Guru yang akrab disapa Ki Agung ini menjelaskan, filosofi Kayon Adiwiyata mulai dari daun kanan dan kiri sama jumlahnya. Ada tiga daun menjulur ke jantung kayon, melambangkan jumlah reka’at salat Maghrib, 4 daun menjulur ke atas, melambangkan reka’at salat Dhuhur, ‘Ashar dan Isyak. Dan dua daun atas daun melambangkan jumlah reka’at salat Subuh.

“Semua daun bermuara pada satu titik “bunga” yang bermakna, jika ingin mencapai tujuan haruslah disikapi pendekatan dengan Allah dan Alam beserta isinya,” ujar pria kelahiran Desa Kauman, Nganjuk, Jawa Timur pada 4 Agustus 1979 ini .

Menurut Ki Agung, varian hewan ada lima. Terdiri dari kera, elang, singa, ikan dan gajah. Kera, melambangkan suka bekerja sama, gotong royong. Elang, melambangkan ketepatan dalam menganalisis data dan permasalahan yang terjadi. Singa, melambangkan ketegasan dalam bersikap. Ikan, melambangkan keindahan dalam berkarya. Gajah, melambangkan cita-cita yang agung.

“Bagian pusat Kayon merupakan Adiwuyata, yang melatih kepekaan dan kepedulian terhadap lingkungan. Ikut mendukung dan rasa memiliki praktik sikap baik terhadap lingkungan sekitar dan alam pada umumnya,” kata Agung yang meraih gelar S-2 dari Program Studi Pengkajian Pasca Sarjana Institut Seni Indonesia (ISI) Solo tahun 2009.

Sementara Kepala SD Muhammadiyah 1 Ketelan Surakarta Sri Sayekti melalui Wakasek bidang Humas Jatmiko menyatakan, banyak tamu ingin menimba ilmu sekolah Adiwiyata, karena Sekolahnya telah ditetapkan sebagai Adiwiyata dan menjadi Sekolah Rujukan serta dinobatkan The Most Favorite Elementary Islamic School In Quality Education Program of the year 2019 dari Indonesia Development Achievement Foundation (IDAF).

“Selamat datang, sekolah menginisiasi dan akan meluncurkan maskot Kayon Adiwiyata, Sabtu, 16 Maret 2019 bersamaan Studi Banding dari SD Islam Hidyatullah Semarang sebanyak 90 peserta. Kamis hingga Jum’at, 21-22 Maret 2019, menerima kunjungan SD Muhammadiyah 1 Bontang Kalimantan Timur dan SD Nizamia Andalusia Jakarta, Kamis 4 April 2019 sebanyak 28 siswa dan 6 guru,” ujarnya.

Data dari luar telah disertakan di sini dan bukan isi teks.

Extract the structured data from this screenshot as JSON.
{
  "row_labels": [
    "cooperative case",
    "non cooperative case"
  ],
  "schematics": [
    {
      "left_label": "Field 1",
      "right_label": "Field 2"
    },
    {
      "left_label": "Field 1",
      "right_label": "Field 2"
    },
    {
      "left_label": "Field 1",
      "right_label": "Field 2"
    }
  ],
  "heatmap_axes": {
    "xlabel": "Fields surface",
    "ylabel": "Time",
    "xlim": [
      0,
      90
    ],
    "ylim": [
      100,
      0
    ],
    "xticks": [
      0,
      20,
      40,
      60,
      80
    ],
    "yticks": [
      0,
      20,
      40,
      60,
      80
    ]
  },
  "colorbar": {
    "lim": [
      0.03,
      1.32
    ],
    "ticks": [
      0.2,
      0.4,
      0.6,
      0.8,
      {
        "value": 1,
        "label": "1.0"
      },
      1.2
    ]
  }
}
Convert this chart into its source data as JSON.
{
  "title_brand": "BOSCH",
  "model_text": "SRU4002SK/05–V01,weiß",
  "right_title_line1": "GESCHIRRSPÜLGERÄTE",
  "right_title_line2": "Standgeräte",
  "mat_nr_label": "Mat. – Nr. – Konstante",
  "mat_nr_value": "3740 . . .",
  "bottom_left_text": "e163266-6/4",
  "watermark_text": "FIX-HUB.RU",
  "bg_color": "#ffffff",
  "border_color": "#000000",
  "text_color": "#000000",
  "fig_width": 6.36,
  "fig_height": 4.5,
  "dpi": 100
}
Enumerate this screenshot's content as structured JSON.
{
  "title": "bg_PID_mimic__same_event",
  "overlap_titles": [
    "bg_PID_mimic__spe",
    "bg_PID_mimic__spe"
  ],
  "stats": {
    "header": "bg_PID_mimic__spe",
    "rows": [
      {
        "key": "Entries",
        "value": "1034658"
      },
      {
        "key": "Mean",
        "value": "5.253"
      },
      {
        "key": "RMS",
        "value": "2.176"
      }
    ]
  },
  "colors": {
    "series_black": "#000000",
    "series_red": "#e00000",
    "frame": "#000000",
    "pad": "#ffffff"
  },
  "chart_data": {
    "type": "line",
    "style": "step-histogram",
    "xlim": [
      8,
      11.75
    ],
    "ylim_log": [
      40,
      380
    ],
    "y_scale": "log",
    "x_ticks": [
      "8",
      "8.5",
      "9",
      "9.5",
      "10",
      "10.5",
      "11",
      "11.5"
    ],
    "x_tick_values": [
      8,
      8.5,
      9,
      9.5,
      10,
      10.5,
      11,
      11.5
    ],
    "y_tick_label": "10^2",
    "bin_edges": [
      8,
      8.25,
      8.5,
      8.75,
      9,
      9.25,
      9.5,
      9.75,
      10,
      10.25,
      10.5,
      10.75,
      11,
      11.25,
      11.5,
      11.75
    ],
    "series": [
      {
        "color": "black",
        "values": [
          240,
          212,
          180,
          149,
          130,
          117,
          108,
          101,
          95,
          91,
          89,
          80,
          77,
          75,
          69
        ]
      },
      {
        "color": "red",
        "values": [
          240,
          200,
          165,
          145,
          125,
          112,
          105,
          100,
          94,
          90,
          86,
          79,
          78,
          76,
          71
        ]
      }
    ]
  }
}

Dia juga mengemukakan, program Adiwiyata meliputi program daur ulang sampah, bank sampah, tanaman obat dan keluarga (toga), taman kelas, hidroponik, komposting, biopori, pemanfaatan air wudhu, kantin sehat, laboratorium botani, duta adiwiyata dan publikasi.

“Program Adiwiyata ini dilaksanakan oleh warga sekolah bersama dengan orangtua siswa dan melibatkan seluruh pemangku kepentingan  di sekitar lingkungan sekolah,” ujarnya.